Costanza is achttien jaar en groeit op in een ogenschijnlijk onveranderlijke wereld, een koude en smalle vallei waar de zon laat opkomt en vroeg ondergaat. Haar vader Tiziano had liever een zoon gehad; haar moeder Augusta liever de pop die ze als klein meisje in een Milanese etalage zag toen ze in dienst ging bij een chique familie. De gezinsleden leven langs elkaar heen in het gele huis, omringd door bossen en velden, te midden van bijgeloof en geroddel. Alles in de vallei lijkt bevroren in de tijd terwijl de woelige jaren zeventig naderen.
In Iedereen slaapt in de vallei volgen we de vrouwelijke lijn van een familie: Augusta, opgesloten in de fatsoensregels van een klein dorpje, haar dochter Costanza, die dat benauwende dorpsleven ontvlucht maar zich vastketent aan een verslaving, en ten slotte haar kleindochter Gaia, die in een afkickkliniek ter wereld komt.

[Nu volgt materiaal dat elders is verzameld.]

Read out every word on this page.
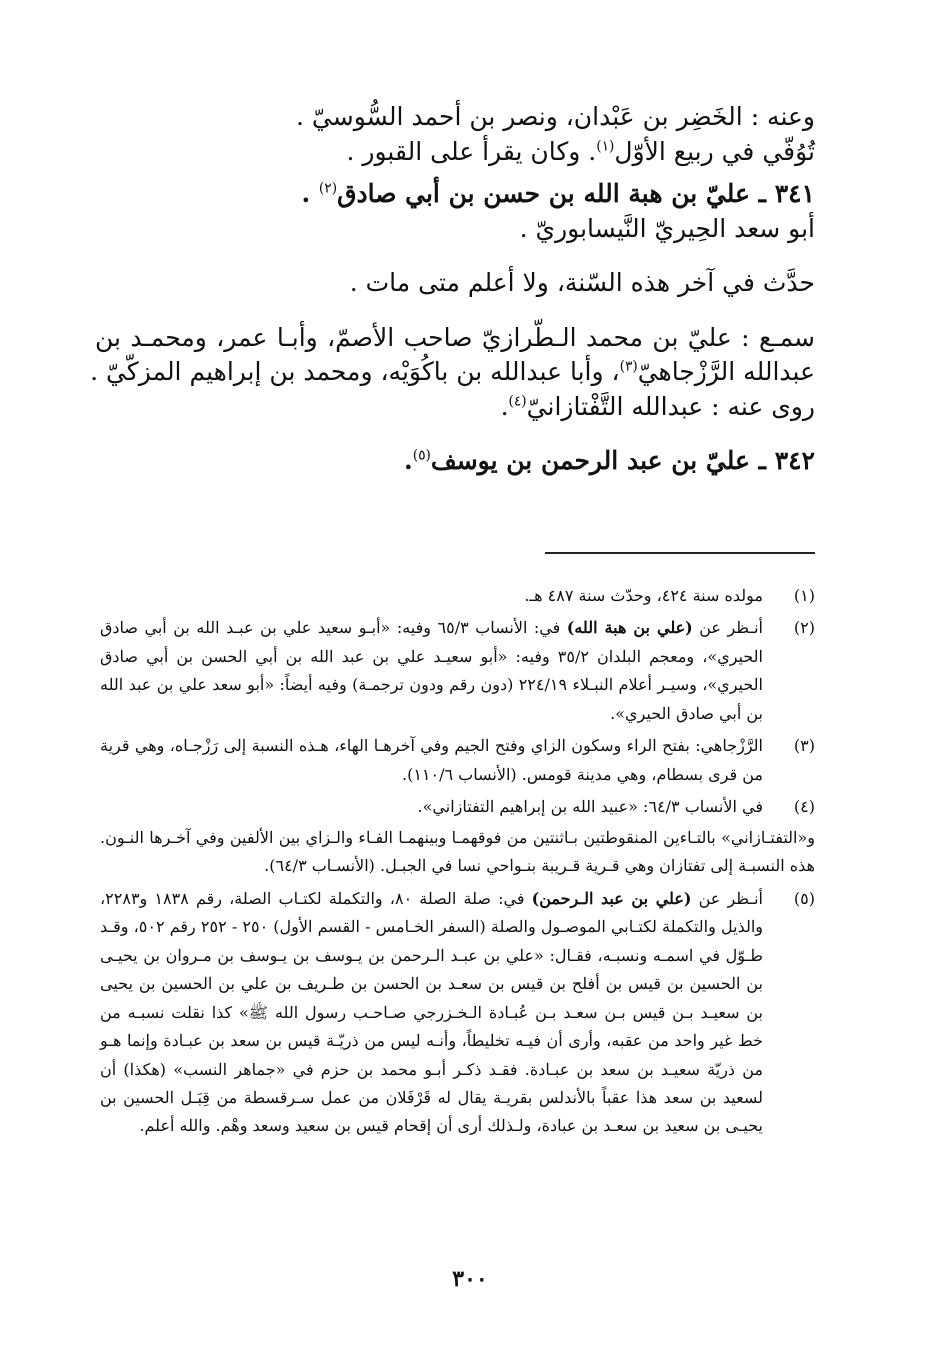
وعنه : الخَضِر بن عَبْدان، ونصر بن أحمد السُّوسيّ .
تُوُفّي في ربيع الأوّل$^{(١)}$. وكان يقرأ على القبور .
٣٤١ ـ عليّ بن هبة الله بن حسن بن أبي صادق$^{(٢)}$ .
أبو سعد الحِيريّ النَّيسابوريّ .
حدَّث في آخر هذه السّنة، ولا أعلم متى مات .
سمـع : عليّ بن محمد الـطّرازيّ صاحب الأصمّ، وأبـا عمر، ومحمـد بن
عبدالله الرَّزْجاهيّ$^{(٣)}$، وأبا عبدالله بن باكُوَيْه، ومحمد بن إبراهيم المزكّيّ .
روى عنه : عبدالله التَّفْتازانيّ$^{(٤)}$.
٣٤٢ ـ عليّ بن عبد الرحمن بن يوسف$^{(٥)}$.
(١)
مولده سنة ٤٢٤، وحدّث سنة ٤٨٧ هـ.
(٢)
أنـظر عن (علي بن هبة الله) في: الأنساب ٦٥/٣ وفيه: «أبـو سعيد علي بن عبـد الله بن أبي صادق الحيري»، ومعجم البلدان ٣٥/٢ وفيه: «أبو سعيـد علي بن عبد الله بن أبي الحسن بن أبي صادق الحيري»، وسيـر أعلام النبـلاء ٢٢٤/١٩ (دون رقم ودون ترجمـة) وفيه أيضاً: «أبو سعد علي بن عبد الله بن أبي صادق الحيري».
(٣)
الرَّزْجاهي: بفتح الراء وسكون الزاي وفتح الجيم وفي آخرهـا الهاء، هـذه النسبة إلى رَزْجـاه، وهي قرية من قرى بسطام، وهي مدينة قومس. (الأنساب ١١٠/٦).
(٤)
في الأنساب ٦٤/٣: «عبيد الله بن إبراهيم التفتازاني».
و«التفتـازاني» بالتـاءين المنقوطتين بـاثنتين من فوقهمـا وبينهمـا الفـاء والـزاي بين الألفين وفي آخـرها النـون. هذه النسبـة إلى تفتازان وهي قـرية قـريبة بنـواحي نسا في الجبـل. (الأنسـاب ٦٤/٣).
(٥)
أنـظر عن (علي بن عبد الـرحمن) في: صلة الصلة ٨٠، والتكملة لكتـاب الصلة، رقم ١٨٣٨ و٢٢٨٣، والذيل والتكملة لكتـابي الموصـول والصلة (السفر الخـامس - القسم الأول) ٢٥٠ - ٢٥٢ رقم ٥٠٢، وقـد طـوّل في اسمـه ونسبـه، فقـال: «علي بن عبـد الـرحمن بن يـوسف بن يـوسف بن مـروان بن يحيـى بن الحسين بن قيس بن أفلح بن قيس بن سعـد بن الحسن بن طـريف بن علي بن الحسين بن يحيى بن سعيـد بـن قيس بـن سعـد بـن عُبـادة الـخـزرجي صـاحـب رسول الله ﷺ» كذا نقلت نسبـه من خط غير واحد من عقبه، وأرى أن فيـه تخليطاً، وأنـه ليس من ذريّـة قيس بن سعد بن عبـادة وإنما هـو من ذريّة سعيـد بن سعد بن عبـادة. فقـد ذكـر أبـو محمد بن حزم في «جماهر النسب» (هكذا) أن لسعيد بن سعد هذا عقباً بالأندلس بقريـة يقال له قَرْفَلان من عمل سـرقسطة من قِبَـل الحسين بن يحيـى بن سعيد بن سعـد بن عبادة، ولـذلك أرى أن إقحام قيس بن سعيد وسعد وهْم. والله أعلم.
٣٠٠
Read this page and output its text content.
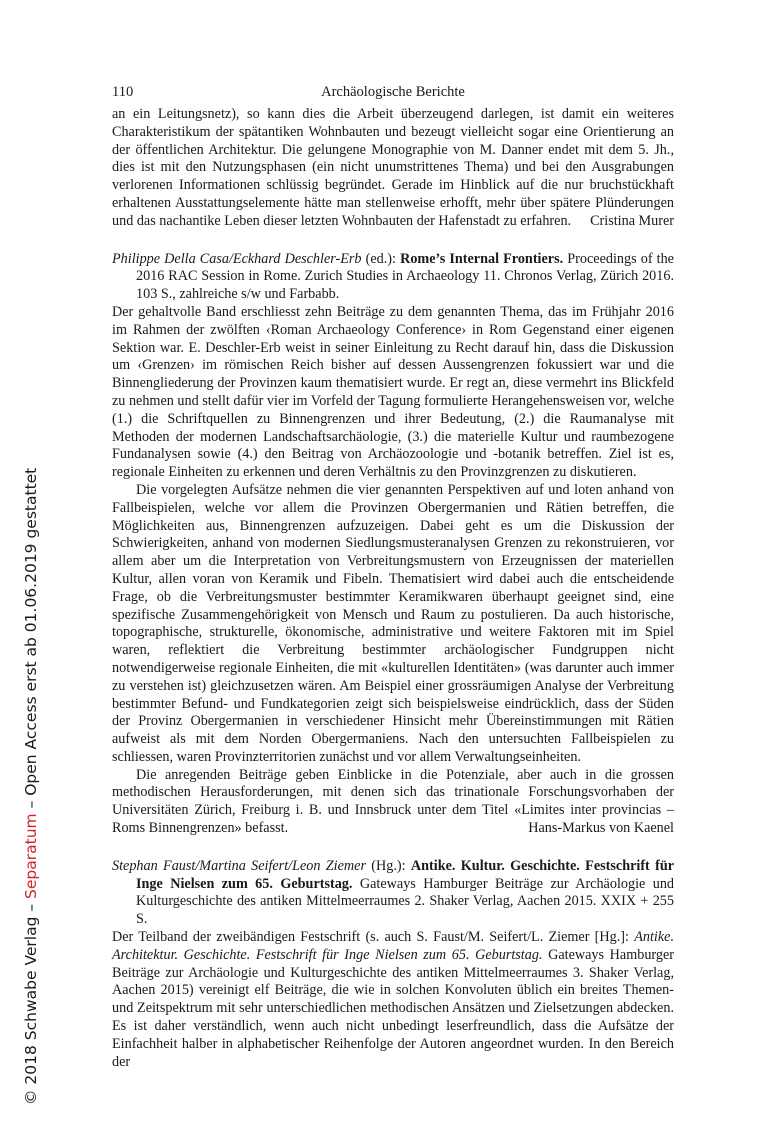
110	Archäologische Berichte

an ein Leitungsnetz), so kann dies die Arbeit überzeugend darlegen, ist damit ein weiteres Charakteristikum der spätantiken Wohnbauten und bezeugt vielleicht sogar eine Orientierung an der öffentlichen Architektur. Die gelungene Monographie von M. Danner endet mit dem 5. Jh., dies ist mit den Nutzungsphasen (ein nicht unumstrittenes Thema) und bei den Ausgrabungen verlorenen Informationen schlüssig begründet. Gerade im Hinblick auf die nur bruchstückhaft erhaltenen Ausstattungselemente hätte man stellenweise erhofft, mehr über spätere Plünderungen und das nachantike Leben dieser letzten Wohnbauten der Hafenstadt zu erfahren. Cristina Murer

Philippe Della Casa/Eckhard Deschler-Erb (ed.): Rome’s Internal Frontiers. Proceedings of the 2016 RAC Session in Rome. Zurich Studies in Archaeology 11. Chronos Verlag, Zürich 2016. 103 S., zahlreiche s/w und Farbabb.

Der gehaltvolle Band erschliesst zehn Beiträge zu dem genannten Thema, das im Frühjahr 2016 im Rahmen der zwölften ‹Roman Archaeology Conference› in Rom Gegenstand einer eigenen Sektion war. E. Deschler-Erb weist in seiner Einleitung zu Recht darauf hin, dass die Diskussion um ‹Grenzen› im römischen Reich bisher auf dessen Aussengrenzen fokussiert war und die Binnengliederung der Provinzen kaum thematisiert wurde. Er regt an, diese vermehrt ins Blickfeld zu nehmen und stellt dafür vier im Vorfeld der Tagung formulierte Herangehensweisen vor, welche (1.) die Schriftquellen zu Binnengrenzen und ihrer Bedeutung, (2.) die Raumanalyse mit Methoden der modernen Landschaftsarchäologie, (3.) die materielle Kultur und raumbezogene Fundanalysen sowie (4.) den Beitrag von Archäozoologie und -botanik betreffen. Ziel ist es, regionale Einheiten zu erkennen und deren Verhältnis zu den Provinzgrenzen zu diskutieren.

Die vorgelegten Aufsätze nehmen die vier genannten Perspektiven auf und loten anhand von Fallbeispielen, welche vor allem die Provinzen Obergermanien und Rätien betreffen, die Möglichkeiten aus, Binnengrenzen aufzuzeigen. Dabei geht es um die Diskussion der Schwierigkeiten, anhand von modernen Siedlungsmusteranalysen Grenzen zu rekonstruieren, vor allem aber um die Interpretation von Verbreitungsmustern von Erzeugnissen der materiellen Kultur, allen voran von Keramik und Fibeln. Thematisiert wird dabei auch die entscheidende Frage, ob die Verbreitungsmuster bestimmter Keramikwaren überhaupt geeignet sind, eine spezifische Zusammengehörigkeit von Mensch und Raum zu postulieren. Da auch historische, topographische, strukturelle, ökonomische, administrative und weitere Faktoren mit im Spiel waren, reflektiert die Verbreitung bestimmter archäologischer Fundgruppen nicht notwendigerweise regionale Einheiten, die mit «kulturellen Identitäten» (was darunter auch immer zu verstehen ist) gleichzusetzen wären. Am Beispiel einer grossräumigen Analyse der Verbreitung bestimmter Befund- und Fundkategorien zeigt sich beispielsweise eindrücklich, dass der Süden der Provinz Obergermanien in verschiedener Hinsicht mehr Übereinstimmungen mit Rätien aufweist als mit dem Norden Obergermaniens. Nach den untersuchten Fallbeispielen zu schliessen, waren Provinzterritorien zunächst und vor allem Verwaltungseinheiten.

Die anregenden Beiträge geben Einblicke in die Potenziale, aber auch in die grossen methodischen Herausforderungen, mit denen sich das trinationale Forschungsvorhaben der Universitäten Zürich, Freiburg i. B. und Innsbruck unter dem Titel «Limites inter provincias – Roms Binnengrenzen» befasst.	Hans-Markus von Kaenel

Stephan Faust/Martina Seifert/Leon Ziemer (Hg.): Antike. Kultur. Geschichte. Festschrift für Inge Nielsen zum 65. Geburtstag. Gateways Hamburger Beiträge zur Archäologie und Kulturgeschichte des antiken Mittelmeerraumes 2. Shaker Verlag, Aachen 2015. XXIX + 255 S.

Der Teilband der zweibändigen Festschrift (s. auch S. Faust/M. Seifert/L. Ziemer [Hg.]: Antike. Architektur. Geschichte. Festschrift für Inge Nielsen zum 65. Geburtstag. Gateways Hamburger Beiträge zur Archäologie und Kulturgeschichte des antiken Mittelmeerraumes 3. Shaker Verlag, Aachen 2015) vereinigt elf Beiträge, die wie in solchen Konvoluten üblich ein breites Themen- und Zeitspektrum mit sehr unterschiedlichen methodischen Ansätzen und Zielsetzungen abdecken. Es ist daher verständlich, wenn auch nicht unbedingt leserfreundlich, dass die Aufsätze der Einfachheit halber in alphabetischer Reihenfolge der Autoren angeordnet wurden. In den Bereich der

© 2018 Schwabe Verlag – Separatum – Open Access erst ab 01.06.2019 gestattet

Ginevra Lamberti, een van de interessantste en getalenteerdste jonge stemmen in de Italiaanse literatuur, weet op briljante wijze de leegte, vervreemding en verlatenheid van de provincie Veneto op te roepen. Tegelijk beschrijft ze haar personages, die allemaal een enorme puinhoop van hun leven maken, vol warmte, empathie en humor.